What could possibly go wrong?

I just said that.
... For starters, Afghan policemen hijacked the event, stealing dozens of kites for themselves and beating children with sticks when they crowded too close to the kite distribution tent. To be fair, the children were a little unruly, but they were also small.

Ha, ha! Because it's fun to get snarky when discussing the beating of children by police. New York Times, can I remind you that you're not a blog?
... Asked why one of his officers was loading his truck with kites, Maj. Farouk Wardak, head of the criminal investigation division of the 16th Police District, said, “It’s okay, he’s not just a policeman, he’s my bodyguard.”
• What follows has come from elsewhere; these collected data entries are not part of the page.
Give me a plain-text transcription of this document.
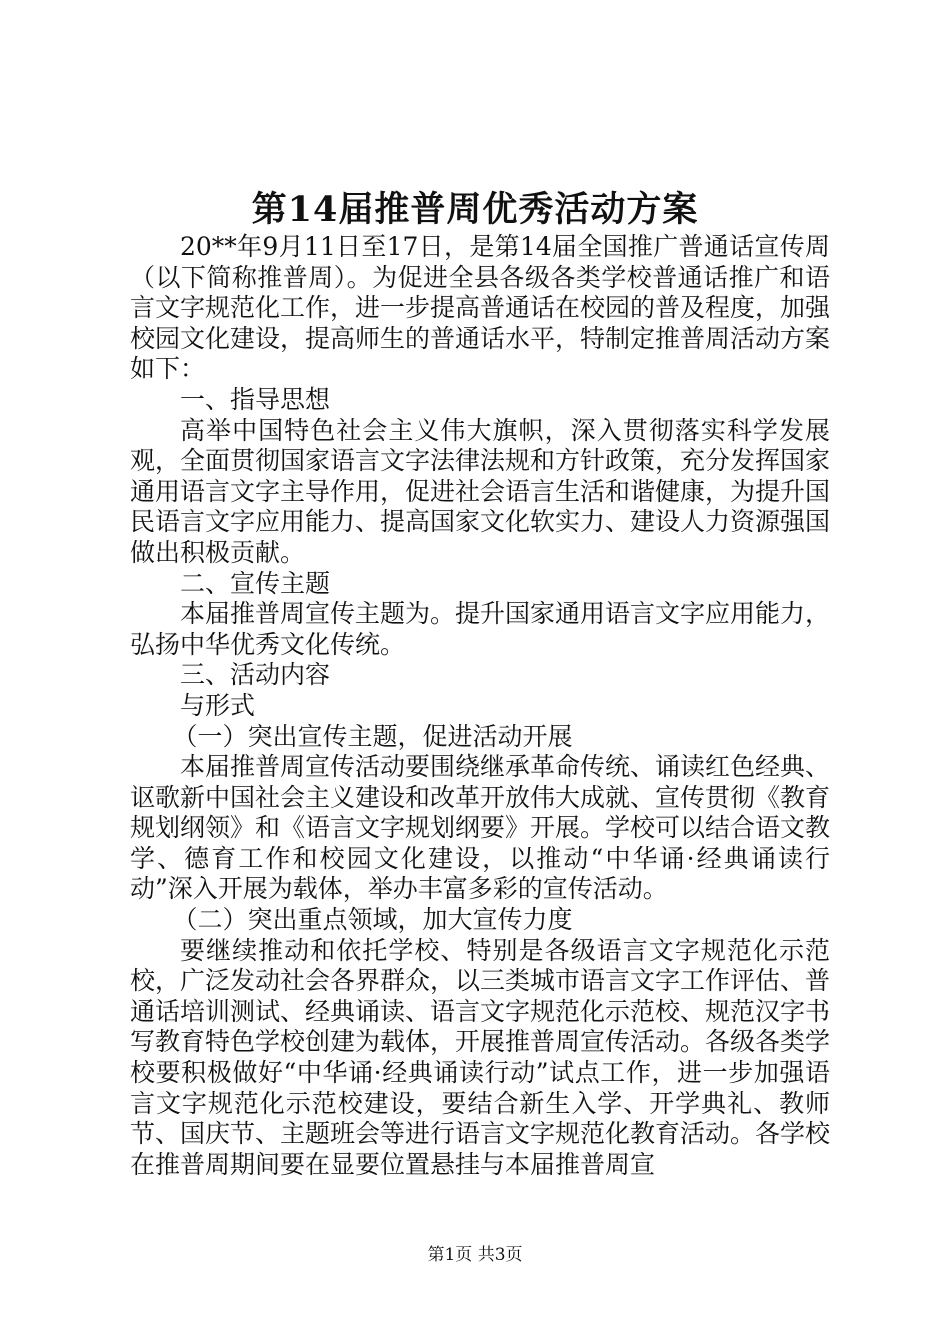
第14届推普周优秀活动方案

20**年9月11日至17日，是第14届全国推广普通话宣传周（以下简称推普周）。为促进全县各级各类学校普通话推广和语言文字规范化工作，进一步提高普通话在校园的普及程度，加强校园文化建设，提高师生的普通话水平，特制定推普周活动方案如下：

一、指导思想

高举中国特色社会主义伟大旗帜，深入贯彻落实科学发展观，全面贯彻国家语言文字法律法规和方针政策，充分发挥国家通用语言文字主导作用，促进社会语言生活和谐健康，为提升国民语言文字应用能力、提高国家文化软实力、建设人力资源强国做出积极贡献。

二、宣传主题

本届推普周宣传主题为。提升国家通用语言文字应用能力，弘扬中华优秀文化传统。

三、活动内容

与形式

（一）突出宣传主题，促进活动开展

本届推普周宣传活动要围绕继承革命传统、诵读红色经典、讴歌新中国社会主义建设和改革开放伟大成就、宣传贯彻《教育规划纲领》和《语言文字规划纲要》开展。学校可以结合语文教学、德育工作和校园文化建设，以推动“中华诵·经典诵读行动”深入开展为载体，举办丰富多彩的宣传活动。

（二）突出重点领域，加大宣传力度

要继续推动和依托学校、特别是各级语言文字规范化示范校，广泛发动社会各界群众，以三类城市语言文字工作评估、普通话培训测试、经典诵读、语言文字规范化示范校、规范汉字书写教育特色学校创建为载体，开展推普周宣传活动。各级各类学校要积极做好“中华诵·经典诵读行动”试点工作，进一步加强语言文字规范化示范校建设，要结合新生入学、开学典礼、教师节、国庆节、主题班会等进行语言文字规范化教育活动。各学校在推普周期间要在显要位置悬挂与本届推普周宣

第1页 共3页
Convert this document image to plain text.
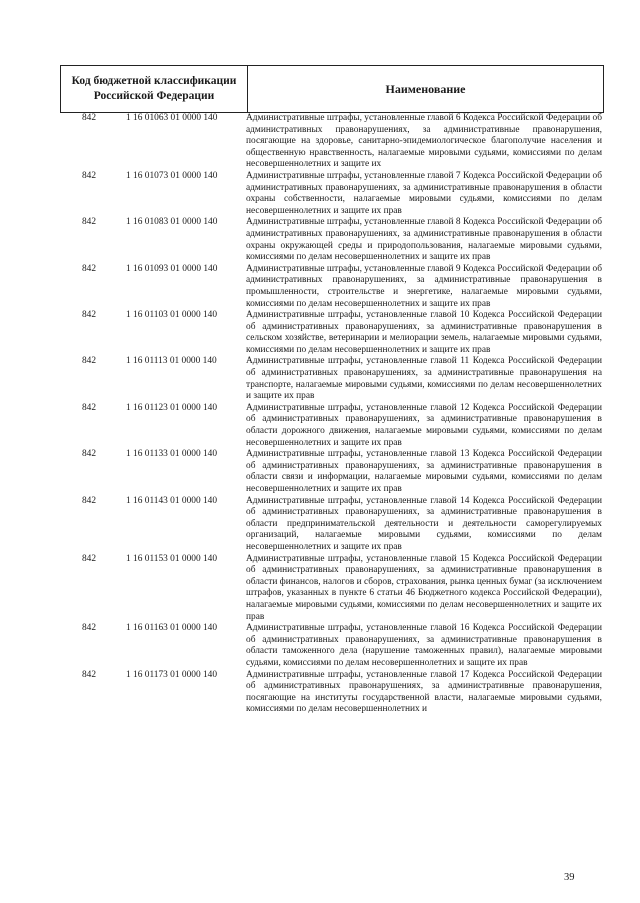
Код бюджетной классификации
Российской Федерации
Наименование
842	1 16 01063 01 0000 140	Административные штрафы, установленные главой 6 Кодекса Российской Федерации об административных правонарушениях, за административные правонарушения, посягающие на здоровье, санитарно-эпидемиологическое благополучие населения и общественную нравственность, налагаемые мировыми судьями, комиссиями по делам несовершеннолетних и защите их
842	1 16 01073 01 0000 140	Административные штрафы, установленные главой 7 Кодекса Российской Федерации об административных правонарушениях, за административные правонарушения в области охраны собственности, налагаемые мировыми судьями, комиссиями по делам несовершеннолетних и защите их прав
842	1 16 01083 01 0000 140	Административные штрафы, установленные главой 8 Кодекса Российской Федерации об административных правонарушениях, за административные правонарушения в области охраны окружающей среды и природопользования, налагаемые мировыми судьями, комиссиями по делам несовершеннолетних и защите их прав
842	1 16 01093 01 0000 140	Административные штрафы, установленные главой 9 Кодекса Российской Федерации об административных правонарушениях, за административные правонарушения в промышленности, строительстве и энергетике, налагаемые мировыми судьями, комиссиями по делам несовершеннолетних и защите их прав
842	1 16 01103 01 0000 140	Административные штрафы, установленные главой 10 Кодекса Российской Федерации об административных правонарушениях, за административные правонарушения в сельском хозяйстве, ветеринарии и мелиорации земель, налагаемые мировыми судьями, комиссиями по делам несовершеннолетних и защите их прав
842	1 16 01113 01 0000 140	Административные штрафы, установленные главой 11 Кодекса Российской Федерации об административных правонарушениях, за административные правонарушения на транспорте, налагаемые мировыми судьями, комиссиями по делам несовершеннолетних и защите их прав
842	1 16 01123 01 0000 140	Административные штрафы, установленные главой 12 Кодекса Российской Федерации об административных правонарушениях, за административные правонарушения в области дорожного движения, налагаемые мировыми судьями, комиссиями по делам несовершеннолетних и защите их прав
842	1 16 01133 01 0000 140	Административные штрафы, установленные главой 13 Кодекса Российской Федерации об административных правонарушениях, за административные правонарушения в области связи и информации, налагаемые мировыми судьями, комиссиями по делам несовершеннолетних и защите их прав
842	1 16 01143 01 0000 140	Административные штрафы, установленные главой 14 Кодекса Российской Федерации об административных правонарушениях, за административные правонарушения в области предпринимательской деятельности и деятельности саморегулируемых организаций, налагаемые мировыми судьями, комиссиями по делам несовершеннолетних и защите их прав
842	1 16 01153 01 0000 140	Административные штрафы, установленные главой 15 Кодекса Российской Федерации об административных правонарушениях, за административные правонарушения в области финансов, налогов и сборов, страхования, рынка ценных бумаг (за исключением штрафов, указанных в пункте 6 статьи 46 Бюджетного кодекса Российской Федерации), налагаемые мировыми судьями, комиссиями по делам несовершеннолетних и защите их прав
842	1 16 01163 01 0000 140	Административные штрафы, установленные главой 16 Кодекса Российской Федерации об административных правонарушениях, за административные правонарушения в области таможенного дела (нарушение таможенных правил), налагаемые мировыми судьями, комиссиями по делам несовершеннолетних и защите их прав
842	1 16 01173 01 0000 140	Административные штрафы, установленные главой 17 Кодекса Российской Федерации об административных правонарушениях, за административные правонарушения, посягающие на институты государственной власти, налагаемые мировыми судьями, комиссиями по делам несовершеннолетних и
39
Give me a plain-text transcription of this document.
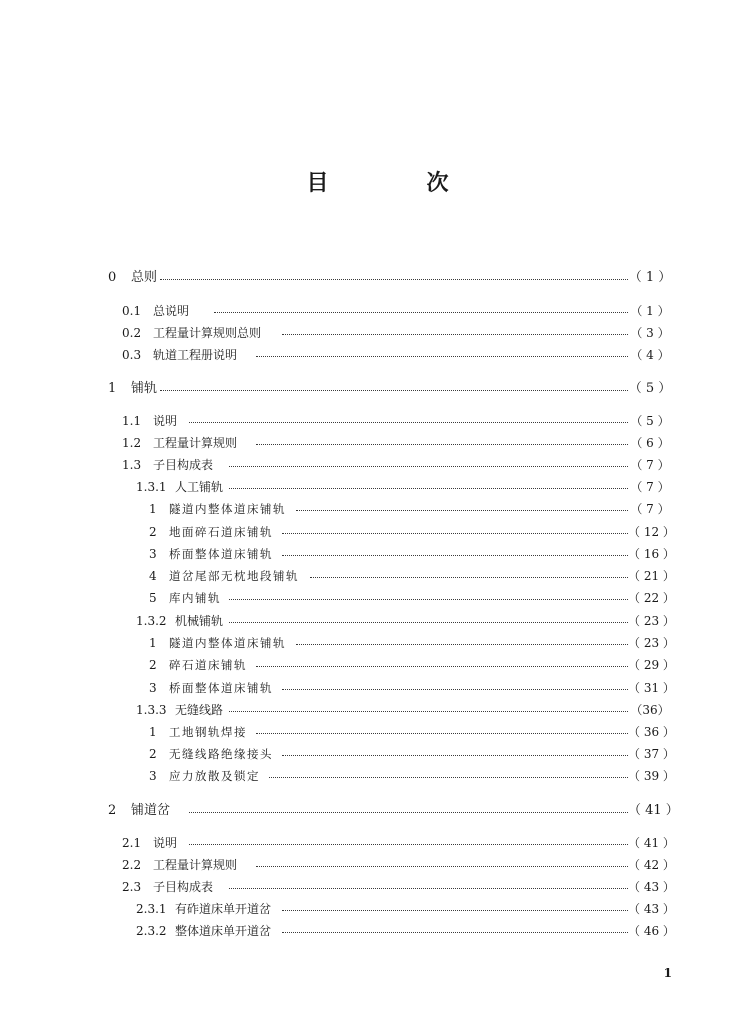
目　次
0 总则	（ 1 ）
0.1 总说明	（ 1 ）
0.2 工程量计算规则总则	（ 3 ）
0.3 轨道工程册说明	（ 4 ）
1 铺轨	（ 5 ）
1.1 说明	（ 5 ）
1.2 工程量计算规则	（ 6 ）
1.3 子目构成表	（ 7 ）
1.3.1 人工铺轨	（ 7 ）
1 隧道内整体道床铺轨	（ 7 ）
2 地面碎石道床铺轨	（ 12 ）
3 桥面整体道床铺轨	（ 16 ）
4 道岔尾部无枕地段铺轨	（ 21 ）
5 库内铺轨	（ 22 ）
1.3.2 机械铺轨	（ 23 ）
1 隧道内整体道床铺轨	（ 23 ）
2 碎石道床铺轨	（ 29 ）
3 桥面整体道床铺轨	（ 31 ）
1.3.3 无缝线路	（36）
1 工地钢轨焊接	（ 36 ）
2 无缝线路绝缘接头	（ 37 ）
3 应力放散及锁定	（ 39 ）
2 铺道岔	（ 41 ）
2.1 说明	（ 41 ）
2.2 工程量计算规则	（ 42 ）
2.3 子目构成表	（ 43 ）
2.3.1 有砟道床单开道岔	（ 43 ）
2.3.2 整体道床单开道岔	（ 46 ）
1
Glad to see the American influence is truly rubbing off in Afghanistan.
The District 16 police chief, Col. Haji Ahmad Fazli, insisted on taking over from the American contractors the job of passing out the kites. He denied that his men were kite thieves. “We are not taking them,” he said. “We are flying them ourselves.”

At least he had not lost sight of the event’s goal. “It is so people can understand the rule of law, and it lets the kids get together instead of wandering on the streets,” he said.

This is reminding me more and more of the midterm electons.
... Most [kites] bore messages about the importance of gender equality, but there was hardly a girl with a kite, although plenty of girls were around. One DPK [the contractor handling the event] staff member pushed through the crowd to give 10-year-old Shaqila Nabi a kite; her sister Farzana, 8, had wanted one, too, but a policeman had just swung at her with a stick and she had darted out of harm’s way, and out of sight.

Shaqila raced back to her father, Gul Nabi, a horse wrangler peddling rides. He promptly took the kite and gave it to a boy.

“He is my son and he should get the kite,” he said.

In other words, the event was a success.
... Mike Sheppard, the DPK project head, pronounced the event a success.

I just said that.
“We just gave out a thousand kites in 20 minutes,” he said.

Which is kind of like saying a hot-tub party on the set of Jersey Shore was a success because they passed out a thousand STDs.

4 comments: said...

Why are we so bad at things like this?

Talley Sue said...

Because we expect them (the Afghans) to think like us.

Remember, the U.S. wasn't the ones hitting children and hogging the kites. Nor was a U.S. father taking the kite given to his daughter and giving it to his son.

They don't think like us. In a deep, deep, deep way, they don't look at the world the way we do. And we are stupid beyond words to think that they ever possibly might, in the smallest way.

ChefNick said...

Anyone who hits a child should be killed on the spot. Point.

ChefNick said...

And Sue is right. They will never think the same way we do. There will never be "human rights" or "freedom" or any of that elevated nonsense, There is no point in trying to "educate" them, and I'm not saying this from an elitist point of view.

Primitive folk exist and we have no right to try to bring them into our world. But theirs is often brutal and without mercy.

It's always been that way with humanity -- it always will be.